The U.S. Supreme Court agreed to hear the case of CIC Services vs. the IRS, where CIC Services had challenged the IRS notice 2016-16 on its micro-captive transactions where the IRS had identified certain micro-captive transactions as having potential for tax evasion or avoidance. The IRS had also labelled these as “transactions of interest” reportable to the IRS.

Abusive micro-captives have appeared on the IRS ‘Dirty Dozen’ list of tax scams since 2014. In 2016, the Department of the Treasury and IRS issued Notice 2016-66, which identified certain micro-captive transactions as having the potential for tax avoidance and evasion.

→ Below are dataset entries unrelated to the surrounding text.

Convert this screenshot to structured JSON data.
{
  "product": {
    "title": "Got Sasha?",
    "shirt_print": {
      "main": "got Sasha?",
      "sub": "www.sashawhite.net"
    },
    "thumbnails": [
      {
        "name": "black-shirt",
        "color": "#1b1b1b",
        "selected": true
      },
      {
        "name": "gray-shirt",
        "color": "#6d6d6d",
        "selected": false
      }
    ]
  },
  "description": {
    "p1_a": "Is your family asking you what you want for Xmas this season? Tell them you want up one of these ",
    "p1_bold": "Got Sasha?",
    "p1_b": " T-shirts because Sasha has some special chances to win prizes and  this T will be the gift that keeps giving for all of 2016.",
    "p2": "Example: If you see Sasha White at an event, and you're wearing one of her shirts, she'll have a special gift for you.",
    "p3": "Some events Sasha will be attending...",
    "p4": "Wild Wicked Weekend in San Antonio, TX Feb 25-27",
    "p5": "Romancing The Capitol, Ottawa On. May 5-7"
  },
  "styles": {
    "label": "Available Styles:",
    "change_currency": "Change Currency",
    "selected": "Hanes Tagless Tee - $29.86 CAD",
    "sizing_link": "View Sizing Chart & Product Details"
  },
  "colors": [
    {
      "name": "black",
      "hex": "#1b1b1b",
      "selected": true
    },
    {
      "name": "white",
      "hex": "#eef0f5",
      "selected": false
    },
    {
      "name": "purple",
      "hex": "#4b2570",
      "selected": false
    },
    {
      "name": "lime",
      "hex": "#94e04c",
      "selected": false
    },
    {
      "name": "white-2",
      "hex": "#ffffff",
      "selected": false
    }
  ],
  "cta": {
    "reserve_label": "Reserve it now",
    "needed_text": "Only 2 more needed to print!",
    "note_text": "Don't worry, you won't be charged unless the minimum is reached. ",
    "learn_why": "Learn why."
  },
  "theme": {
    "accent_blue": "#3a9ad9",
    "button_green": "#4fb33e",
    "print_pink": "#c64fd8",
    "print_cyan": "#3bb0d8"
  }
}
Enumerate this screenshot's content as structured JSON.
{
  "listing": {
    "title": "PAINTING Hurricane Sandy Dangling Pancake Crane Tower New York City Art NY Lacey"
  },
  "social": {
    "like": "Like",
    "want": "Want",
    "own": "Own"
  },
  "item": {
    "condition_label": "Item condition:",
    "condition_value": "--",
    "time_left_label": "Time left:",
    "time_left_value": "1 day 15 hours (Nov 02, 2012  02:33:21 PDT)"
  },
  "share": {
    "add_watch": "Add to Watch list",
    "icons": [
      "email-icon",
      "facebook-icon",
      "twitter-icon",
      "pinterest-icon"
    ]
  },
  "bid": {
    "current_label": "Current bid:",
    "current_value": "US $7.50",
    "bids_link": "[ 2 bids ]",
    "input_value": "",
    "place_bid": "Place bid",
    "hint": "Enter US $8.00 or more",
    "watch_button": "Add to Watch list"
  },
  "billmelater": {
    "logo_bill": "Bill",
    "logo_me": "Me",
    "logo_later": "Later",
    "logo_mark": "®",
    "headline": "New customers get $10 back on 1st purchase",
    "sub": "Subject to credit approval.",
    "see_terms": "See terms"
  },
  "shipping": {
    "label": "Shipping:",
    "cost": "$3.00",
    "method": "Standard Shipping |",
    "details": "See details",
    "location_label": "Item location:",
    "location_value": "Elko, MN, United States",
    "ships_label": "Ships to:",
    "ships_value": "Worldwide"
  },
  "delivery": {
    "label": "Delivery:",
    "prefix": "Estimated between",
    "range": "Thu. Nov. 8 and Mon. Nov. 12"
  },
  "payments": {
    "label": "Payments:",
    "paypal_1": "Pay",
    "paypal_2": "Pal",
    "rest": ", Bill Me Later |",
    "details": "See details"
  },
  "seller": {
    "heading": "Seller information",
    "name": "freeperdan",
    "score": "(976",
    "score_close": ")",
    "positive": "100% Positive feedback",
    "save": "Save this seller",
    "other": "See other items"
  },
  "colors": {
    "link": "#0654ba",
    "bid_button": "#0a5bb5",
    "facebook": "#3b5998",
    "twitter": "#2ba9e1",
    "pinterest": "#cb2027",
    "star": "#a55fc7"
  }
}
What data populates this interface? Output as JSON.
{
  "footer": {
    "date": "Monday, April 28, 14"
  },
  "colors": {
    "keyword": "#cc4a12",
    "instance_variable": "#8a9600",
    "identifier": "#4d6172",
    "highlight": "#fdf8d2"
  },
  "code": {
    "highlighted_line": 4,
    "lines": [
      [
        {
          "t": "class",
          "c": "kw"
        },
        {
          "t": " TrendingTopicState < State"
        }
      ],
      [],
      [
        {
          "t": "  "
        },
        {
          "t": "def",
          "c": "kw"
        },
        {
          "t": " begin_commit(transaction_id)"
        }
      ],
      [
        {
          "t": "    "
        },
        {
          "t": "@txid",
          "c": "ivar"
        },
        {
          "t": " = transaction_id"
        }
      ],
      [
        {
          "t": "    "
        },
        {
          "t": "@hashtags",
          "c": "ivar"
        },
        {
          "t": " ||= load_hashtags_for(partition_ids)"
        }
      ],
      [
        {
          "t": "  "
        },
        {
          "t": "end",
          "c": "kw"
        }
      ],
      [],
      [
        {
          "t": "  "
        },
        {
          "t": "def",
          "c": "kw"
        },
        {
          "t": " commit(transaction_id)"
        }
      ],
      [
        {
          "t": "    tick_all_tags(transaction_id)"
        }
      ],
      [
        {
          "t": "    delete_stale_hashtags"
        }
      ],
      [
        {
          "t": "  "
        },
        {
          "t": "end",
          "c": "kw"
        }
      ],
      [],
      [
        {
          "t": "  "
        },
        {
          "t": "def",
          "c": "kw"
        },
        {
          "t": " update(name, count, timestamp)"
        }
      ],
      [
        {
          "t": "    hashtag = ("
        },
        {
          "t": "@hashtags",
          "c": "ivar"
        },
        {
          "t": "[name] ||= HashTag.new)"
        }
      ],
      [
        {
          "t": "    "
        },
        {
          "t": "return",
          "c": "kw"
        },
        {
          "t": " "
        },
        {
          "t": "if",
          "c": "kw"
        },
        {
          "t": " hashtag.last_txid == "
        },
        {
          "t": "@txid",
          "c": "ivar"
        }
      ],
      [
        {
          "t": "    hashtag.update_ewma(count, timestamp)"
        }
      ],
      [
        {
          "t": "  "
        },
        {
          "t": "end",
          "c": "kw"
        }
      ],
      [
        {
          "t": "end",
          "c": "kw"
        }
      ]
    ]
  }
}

Critics are fearing that a ruling in favor of the IRS would give the Treasury Department and the IRS a sweeping shield from challenges to their regulations. Accounting Today shares:

“The justices said Monday they will hear arguments over a reporting requirement used by the IRS to police what it says are tax-avoidance schemes involving tiny insurance companies. The requirement includes a $50,000 penalty for noncompliance.

At issue is whether taxpayers and their advisers can challenge the reporting requirement, and others like it, without paying the penalty or waiting for the IRS to start enforcement proceedings.

A divided Cincinnati-based federal appeals court said the compliance penalty made the reporting requirement a tax, and insulated it from a preemptive legal attack. Under a law known as the Anti-Injunction Act, taxes generally can be challenged only after they are paid or the IRS has begun enforcement.

The justices will hear an appeal from CIC Services LLC, a Tennessee-based business that advises taxpayers on so-called micro-captive transactions, which use small insurance companies to reduce taxable income. The IRS says some of those transactions aren’t genuine insurance contracts.

CIC says it would also risk criminal liability if it didn’t comply with the reporting requirement.

Under the lower court ruling, ‘even patently unlawful IRS regulations can be insulated from review unless an individual is willing to risk the imposition of enormous fines and — in this case — prison time,’ CIC argued in its appeal.

The company’s supporters at the Supreme Court include the U.S. Chamber of Commerce and Americans for Prosperity, the conservative advocacy group backed by businessman Charles Koch.

The Trump administration and the IRS urged the Supreme Court not to intervene. They said that when someone doesn’t report a micro-captive transaction, it’s fair to presume that ‘the suspicious transaction is in fact an instance of tax avoidance or evasion, and some tax liability should be imposed.’

The administration says taxpayers and advisers can decline to submit the report, pay the penalty and then sue for a refund.

The case, which the court will hear in the nine-month term that starts in October, is CIC Services v. Internal Revenue Service, 19-930.”